Each time you finish a level, your time is displayed and can be posted to online leader boards, which lends the game well to speed runs. There’s also a ‘par’ time to beat, based on the development staff’s fastest times, and they’re nearly impossible to match. You’ll find yourself going back through levels you’ve already replayed, trying to shave a second or two off your time. There are also glowing crystals, referred to as ‘secrets’, to collect while playing. These are usually placed in hard-to-reach locations that require a significant amount of time and thought to reach. The game reminds you how many of these you missed after each level. There’s no real story to speak of in Fractured Soul, so speed runs and secrets are really what will keep you going in the game.
In addition to the standard side-scrolling levels, there are also space-shooting (i.e. bullet hell) levels. In these levels, you control a ship, dodging bullets coming from a myriad of enemies that appear on the screen. The alternate dimensions concept is here as well, allowing you to flip between them to avoid the hail of bullets. Unlike the main game, during the space-shooter levels you have a different health bar for each dimension. Be careful how long you stay on one screen, as if you don’t kill any enemies in one of the dimensions for a while, your health there will start to drain. This effect forces you to keep flipping back and forth, and keeps you from spending too much time in one or the other. These levels are a fun way to mix up the gameplay, but there aren’t very many of them.
Graphically, Fractured Soul does little to impress. The environments look like they come from a generic sci-fi tileset. Textures are low-res, and models are bland and uninteresting. The environments feel recycled through most of the game. While the visuals get the job done, it seems like they were a low priority when making Fractured Soul. The same goes for the sound: while it’s serviceable, there’s little to make it stand out.

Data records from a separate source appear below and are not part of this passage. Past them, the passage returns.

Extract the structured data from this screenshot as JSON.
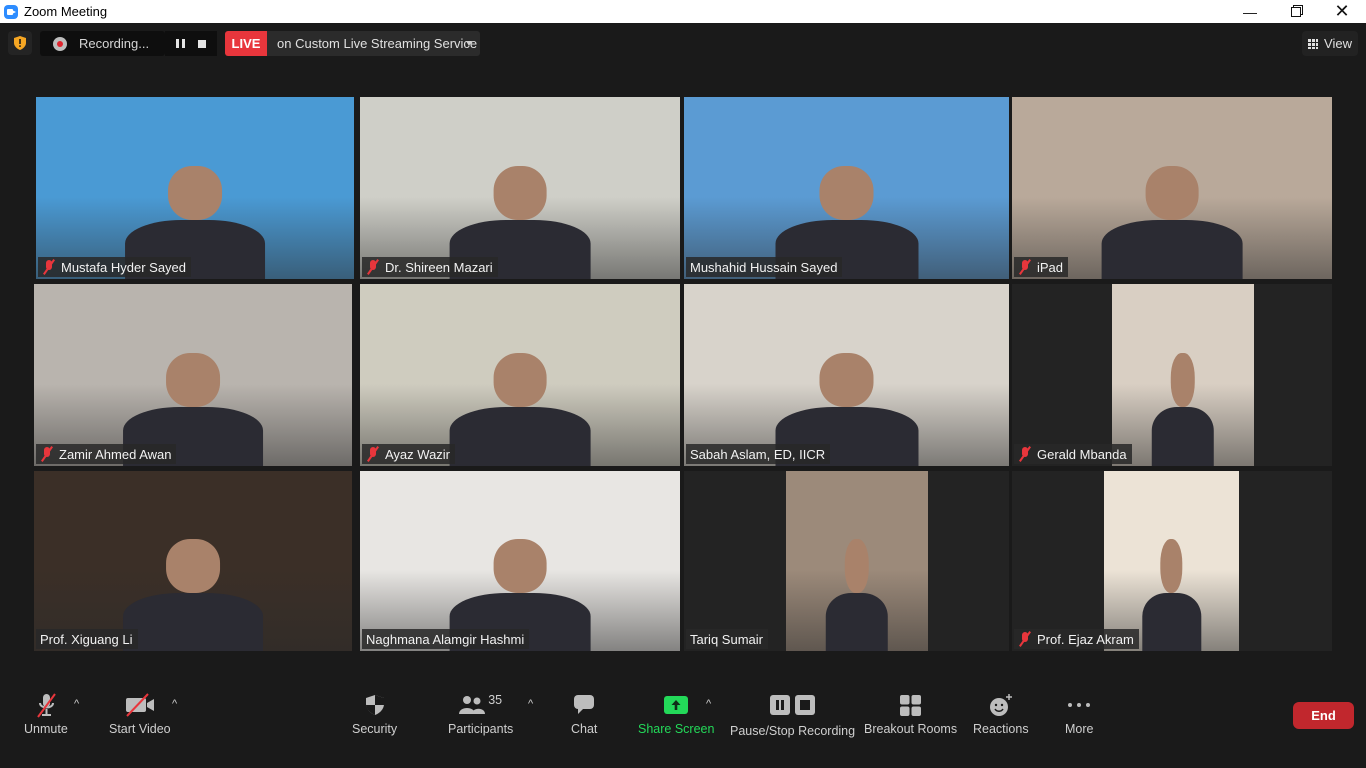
{
  "window": {
    "title": "Zoom Meeting",
    "controls": [
      "minimize",
      "restore",
      "close"
    ]
  },
  "topbar": {
    "security_icon": "shield-alert-icon",
    "recording_label": "Recording...",
    "live_badge": "LIVE",
    "live_service": "on Custom Live Streaming Service",
    "view_label": "View"
  },
  "participants_grid": [
    {
      "name": "Mustafa Hyder Sayed",
      "muted": true,
      "active": false,
      "bg": "#4a9ad4"
    },
    {
      "name": "Dr. Shireen Mazari",
      "muted": true,
      "active": false,
      "bg": "#cfcfc8"
    },
    {
      "name": "Mushahid Hussain Sayed",
      "muted": false,
      "active": false,
      "bg": "#5b9bd3"
    },
    {
      "name": "iPad",
      "muted": true,
      "active": false,
      "bg": "#b9a99a"
    },
    {
      "name": "Zamir Ahmed Awan",
      "muted": true,
      "active": false,
      "bg": "#b9b4ae"
    },
    {
      "name": "Ayaz Wazir",
      "muted": true,
      "active": false,
      "bg": "#cfccbf"
    },
    {
      "name": "Sabah Aslam, ED, IICR",
      "muted": false,
      "active": true,
      "bg": "#d8d3cb"
    },
    {
      "name": "Gerald Mbanda",
      "muted": true,
      "active": false,
      "bg": "#d9cfc3"
    },
    {
      "name": "Prof. Xiguang Li",
      "muted": false,
      "active": false,
      "bg": "#3b2f27"
    },
    {
      "name": "Naghmana Alamgir Hashmi",
      "muted": false,
      "active": false,
      "bg": "#e8e6e3"
    },
    {
      "name": "Tariq Sumair",
      "muted": false,
      "active": false,
      "bg": "#9c8a7a"
    },
    {
      "name": "Prof. Ejaz Akram",
      "muted": true,
      "active": false,
      "bg": "#ece3d6"
    }
  ],
  "toolbar": {
    "unmute": "Unmute",
    "start_video": "Start Video",
    "security": "Security",
    "participants": "Participants",
    "participants_count": "35",
    "chat": "Chat",
    "share_screen": "Share Screen",
    "pause_stop_recording": "Pause/Stop Recording",
    "breakout_rooms": "Breakout Rooms",
    "reactions": "Reactions",
    "more": "More",
    "end": "End"
  },
  "colors": {
    "live_red": "#e8363c",
    "share_green": "#23d959",
    "end_red": "#c1272d",
    "active_speaker": "#c6e25a"
  }
}
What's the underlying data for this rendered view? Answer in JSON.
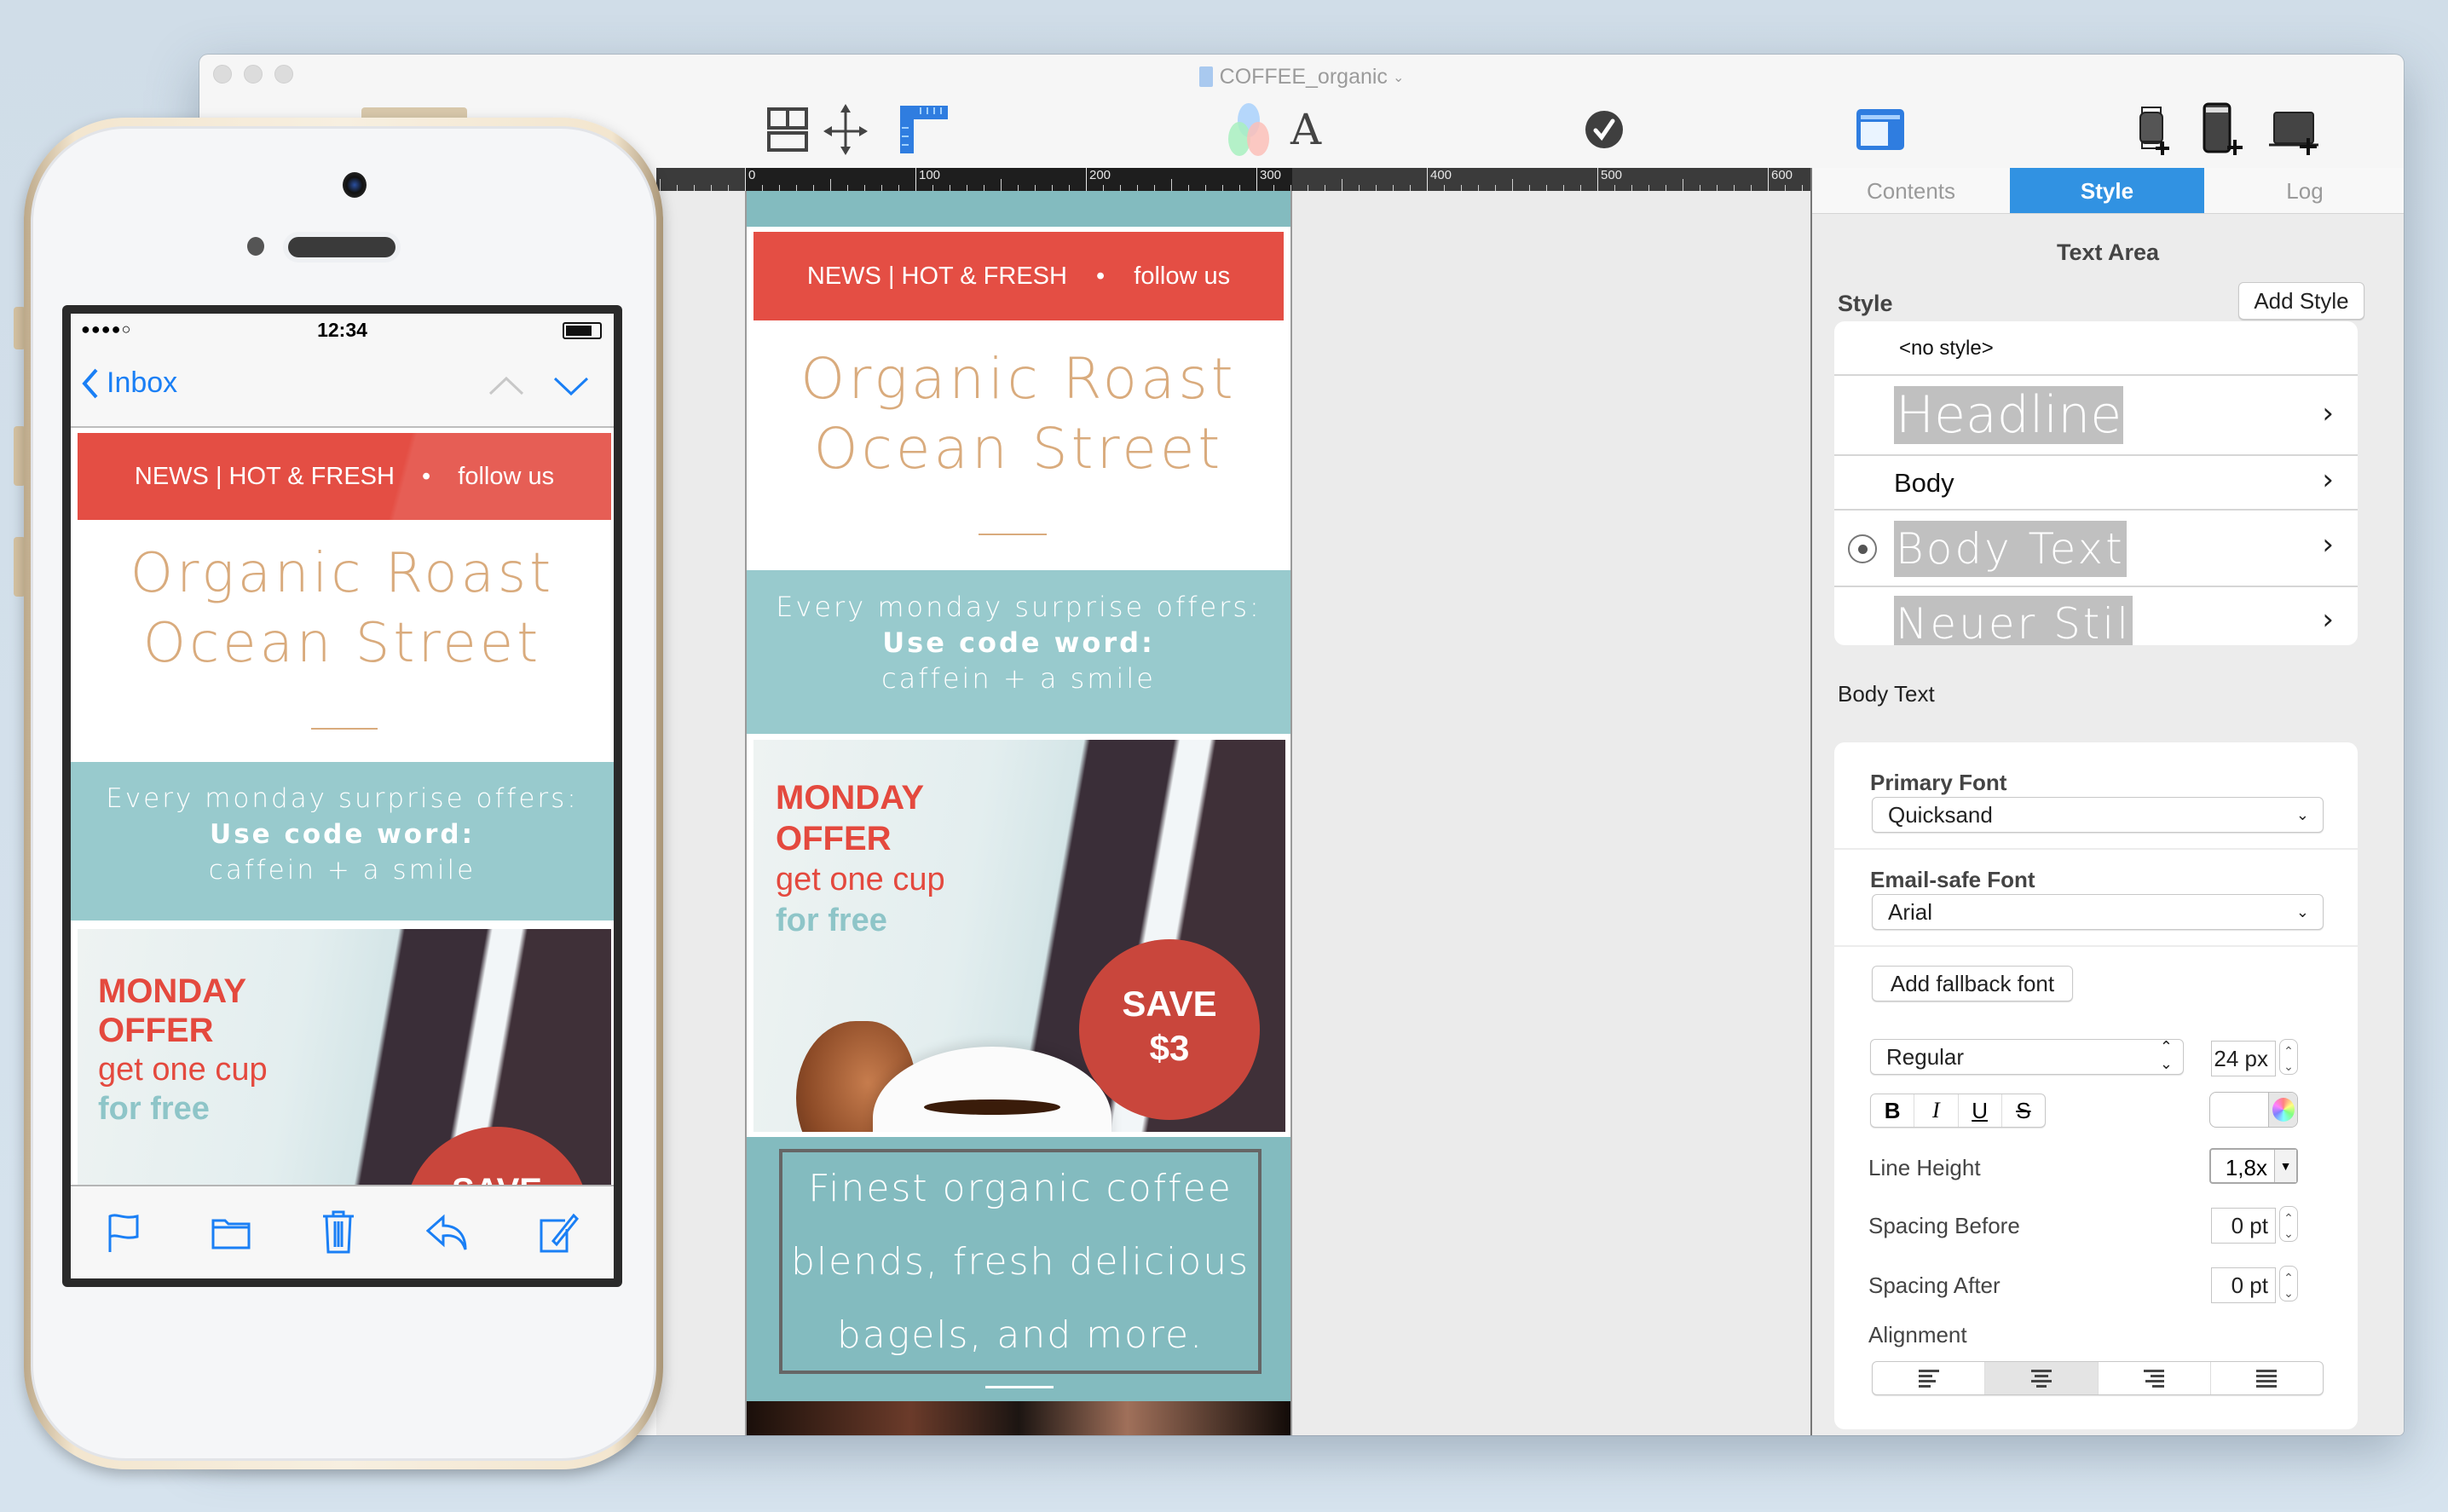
{
  "window": {
    "title": "COFFEE_organic",
    "toolbar": {
      "icons": [
        "layout-icon",
        "move-icon",
        "ruler-icon",
        "color-mixer-icon",
        "font-icon",
        "checkmark-icon",
        "sidebar-toggle-icon",
        "add-watch-preview-icon",
        "add-phone-preview-icon",
        "add-laptop-preview-icon"
      ]
    }
  },
  "ruler": {
    "labels": [
      "0",
      "100",
      "200",
      "300",
      "400",
      "500",
      "600"
    ]
  },
  "email": {
    "topbar": {
      "news": "NEWS | HOT & FRESH",
      "bullet": "•",
      "follow": "follow us"
    },
    "heading": {
      "line1": "Organic Roast",
      "line2": "Ocean Street"
    },
    "promo": {
      "line1": "Every monday surprise offers:",
      "line2": "Use code word:",
      "line3": "caffein + a smile"
    },
    "hero": {
      "line1": "MONDAY",
      "line2": "OFFER",
      "line3": "get one cup",
      "line4": "for free",
      "badge_line1": "SAVE",
      "badge_line2": "$3"
    },
    "tagline": {
      "line1": "Finest organic coffee",
      "line2": "blends, fresh delicious",
      "line3": "bagels, and more."
    },
    "colors": {
      "red": "#e44e44",
      "teal": "#83bbbf",
      "light_teal": "#98cacd",
      "tan": "#d9ab7d"
    }
  },
  "sidebar": {
    "tabs": [
      {
        "label": "Contents",
        "active": false
      },
      {
        "label": "Style",
        "active": true
      },
      {
        "label": "Log",
        "active": false
      }
    ],
    "section_title": "Text Area",
    "style_label": "Style",
    "add_style": "Add Style",
    "styles": [
      {
        "label": "<no style>",
        "selected": false
      },
      {
        "label": "Headline",
        "selected": false
      },
      {
        "label": "Body",
        "selected": false
      },
      {
        "label": "Body Text",
        "selected": true
      },
      {
        "label": "Neuer Stil",
        "selected": false
      }
    ],
    "current_style": "Body Text",
    "primary_font_label": "Primary Font",
    "primary_font": "Quicksand",
    "email_safe_font_label": "Email-safe Font",
    "email_safe_font": "Arial",
    "add_fallback": "Add fallback font",
    "weight": "Regular",
    "size": "24 px",
    "format_buttons": [
      "B",
      "I",
      "U",
      "S"
    ],
    "line_height_label": "Line Height",
    "line_height": "1,8x",
    "spacing_before_label": "Spacing Before",
    "spacing_before": "0 pt",
    "spacing_after_label": "Spacing After",
    "spacing_after": "0 pt",
    "alignment_label": "Alignment",
    "alignment": [
      "left",
      "center",
      "right",
      "justify"
    ],
    "alignment_selected": "center"
  },
  "phone": {
    "status": {
      "signal": "●●●●○",
      "time": "12:34"
    },
    "nav": {
      "back_label": "Inbox"
    },
    "toolbar_icons": [
      "flag-icon",
      "folder-icon",
      "trash-icon",
      "reply-icon",
      "compose-icon"
    ]
  }
}
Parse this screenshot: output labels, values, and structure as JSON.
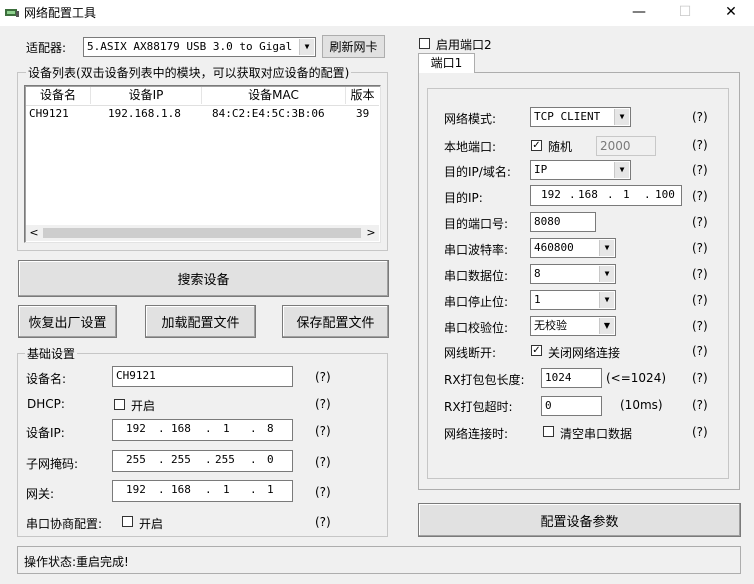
{
  "window": {
    "title": "网络配置工具",
    "minimize": "—",
    "maximize": "☐",
    "close": "✕"
  },
  "adapter": {
    "label": "适配器:",
    "value": "5.ASIX AX88179 USB 3.0 to Gigal",
    "refresh_button": "刷新网卡"
  },
  "device_list": {
    "group_title": "设备列表(双击设备列表中的模块，可以获取对应设备的配置)",
    "columns": [
      "设备名",
      "设备IP",
      "设备MAC",
      "版本"
    ],
    "rows": [
      {
        "name": "CH9121",
        "ip": "192.168.1.8",
        "mac": "84:C2:E4:5C:3B:06",
        "version": "39"
      }
    ]
  },
  "buttons": {
    "search": "搜索设备",
    "restore": "恢复出厂设置",
    "load": "加载配置文件",
    "save": "保存配置文件",
    "configure": "配置设备参数"
  },
  "basic": {
    "group_title": "基础设置",
    "device_name_label": "设备名:",
    "device_name_value": "CH9121",
    "dhcp_label": "DHCP:",
    "dhcp_option": "开启",
    "device_ip_label": "设备IP:",
    "device_ip": [
      "192",
      "168",
      "1",
      "8"
    ],
    "subnet_label": "子网掩码:",
    "subnet": [
      "255",
      "255",
      "255",
      "0"
    ],
    "gateway_label": "网关:",
    "gateway": [
      "192",
      "168",
      "1",
      "1"
    ],
    "serial_neg_label": "串口协商配置:",
    "serial_neg_option": "开启",
    "hint": "(?)"
  },
  "port": {
    "enable_port2_label": "启用端口2",
    "tab1": "端口1",
    "net_mode_label": "网络模式:",
    "net_mode_value": "TCP CLIENT",
    "local_port_label": "本地端口:",
    "random_label": "随机",
    "local_port_value": "2000",
    "dest_type_label": "目的IP/域名:",
    "dest_type_value": "IP",
    "dest_ip_label": "目的IP:",
    "dest_ip": [
      "192",
      "168",
      "1",
      "100"
    ],
    "dest_port_label": "目的端口号:",
    "dest_port_value": "8080",
    "baud_label": "串口波特率:",
    "baud_value": "460800",
    "databits_label": "串口数据位:",
    "databits_value": "8",
    "stopbits_label": "串口停止位:",
    "stopbits_value": "1",
    "parity_label": "串口校验位:",
    "parity_value": "无校验",
    "disconnect_label": "网线断开:",
    "disconnect_option": "关闭网络连接",
    "rx_len_label": "RX打包包长度:",
    "rx_len_value": "1024",
    "rx_len_note": "(<=1024)",
    "rx_timeout_label": "RX打包超时:",
    "rx_timeout_value": "0",
    "rx_timeout_note": "(10ms)",
    "net_connect_label": "网络连接时:",
    "net_connect_option": "清空串口数据",
    "hint": "(?)"
  },
  "status": {
    "text": "操作状态:重启完成!"
  }
}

In addition, there’s no option in Fractured Soul to play in 3D, despite it being on the 3DS. While the game doesn’t necessarily need this feature to be playable, it would have been a nice inclusion in the game. Also, with the great puzzle design already in the game, having a dimension that required you to think in 3D could have been a clever addition.
While not without its flaws, Fractured Soul is a clever action/platformer that will keep your brain working on overtime throughout the whole experience. The game has a very ‘classic’ feel to it that isn’t present in many modern games. Fractured Soul may not be the most polished game on the Nintendo eShop, but underneath the layer of tarnish is a game that is worth playing. Don’t miss it.
Here’s the Rundown:
+ Great Action/Platforming gameplay that stays fresh throughout
+ Unique gameplay elements set Fractured Soul apart from the rest
+ Challenging, engaging puzzles
– Bland, cookie-cutter graphics do nothing for the visuals in the game
– No 3D support
7 and 7.5 represent a game that overall manages to be worth a playthrough, just not worth the full price at launch. These scores are for games that are relatively good or even really good, but generally worth waiting for a sale or picking up as a rental when possible.